In July of 2013 we first wrote about the SBB Tageskarte, the fixed fee travel pass that allows you to make unlimited use of nearly all public transport in Switzerland for one day.
In this article we dig a little deeper into the different types of day travel passes, how they can be used, and where to get them.
What is it?
The SBB Tageskarte is a day travel pass, a special public transport ticket valid for one single person for one single day on most types of public transport in Switzerland.
The day travel pass is called Carte journalière in French and Carta giornaliera in Italian.
Where can I use it?
The day travel pass is valid on all routes where the GA travelcard is valid. This includes all national railway lines, most private railway lines, all postautos (the yellow buses), all regular buses, all trams, most boat lines, and some cable cars.
When can I use it?
A day travel pass is valid for one single day.
Some day travel passes are sold for a specific date (typically those available directly from the SBB and from the communes), while others are valid during a specific period, but need to be date stamped on the day that you will use them.
Who can use it?
In principle, everyone can use a day travel pass, including visitors from abroad who have no Swiss residence.
However, in some cases you need to be in possession of a half-fare travel card to be able to use a day travel pass.

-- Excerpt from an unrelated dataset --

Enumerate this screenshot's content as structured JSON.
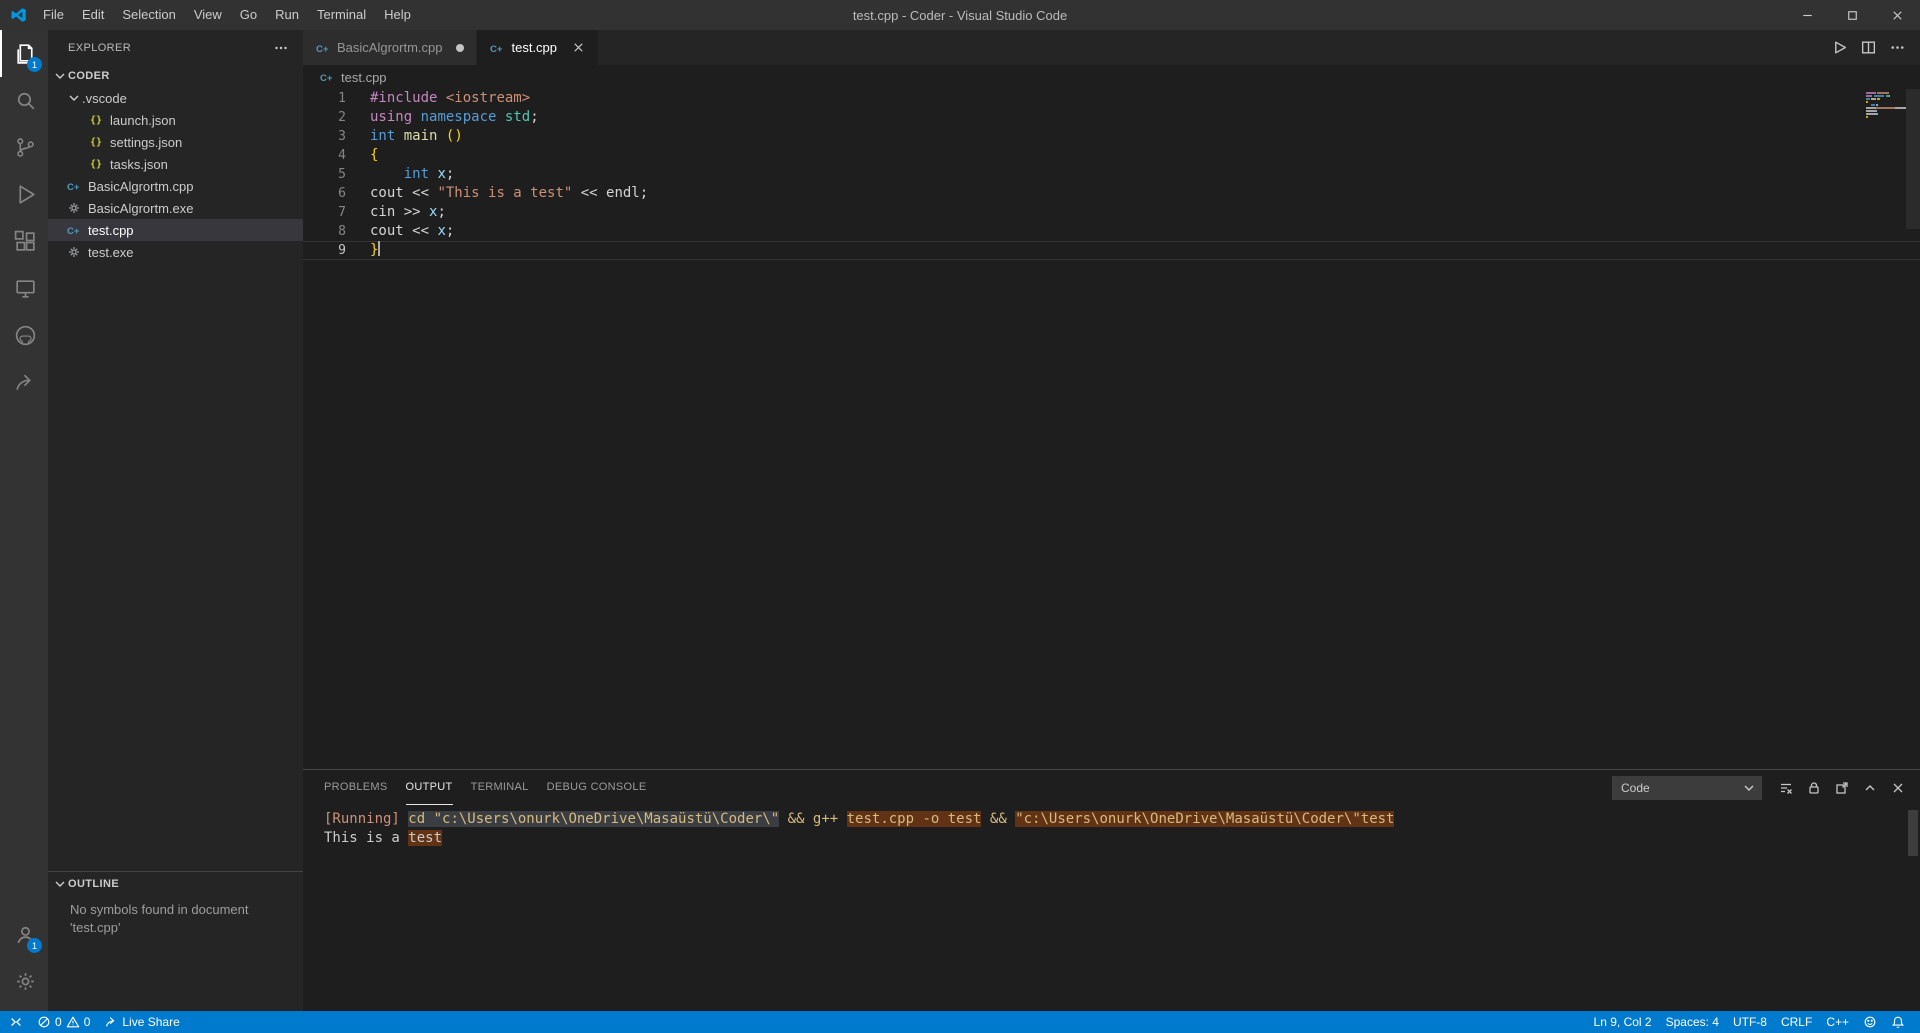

This requirement varies, so it is best to check the conditions of the specific day travel pass that you want to purchase.
Where can I buy it?
Day travel passes can be purchased from the SBB directly, or from resellers such as the commune of Luzern, Coop, and Die Post. Day travel passes from the SBB are always available but they tend to be the most expensive; day travel passes from the resellers are usually considerably cheaper, but are not always available and supply is usually (very) limited.
From the SBB
Regular day travel passes are available directly from the SBB website. They are valid for a specific date and cost CHF 73 each. If you’re travelling after 9:00 in the morning, you can get a discounted one for CHF 58. Other options, such as first class, or a travel pass for children (at CHF 16), are available.
Use of the regular SBB day travel pass requires possession of a half-fare travel card.
From the commune of Luzern
The commune of Luzern offers day travel passes for specific dates for CHF 45 each, 2nd class. Supplies are limited (20 per specific date) and tend to go fast, so it’s best to reserve them well in advance. After making your reservation, you will need to pick up and pay (in cash) for your day travel passes at the öko-forum, situated in Bourbaki.
Note that if you buy a day travel pass from a commune, you need to be a registered resident of that commune. You may be asked to present identification when picking up your day travel pass.
Use of a day travel pass purchased from the commune of Luzern does not require possession of a half-fare travel card.
From other communes
There is a website where you can reserve day travel passes in your commune. Prices vary, but tend to be between CHF 45 and CHF 50 per day travel pass. Don’t worry if your commune is not in the list: some communes have their own dedicated site (like Luzern).
From time to time, shops such as Coop and Die Post have promotions involving day travel passes. It’s best to check back once in a while to see if something’s on.
Prices correct at time of publication.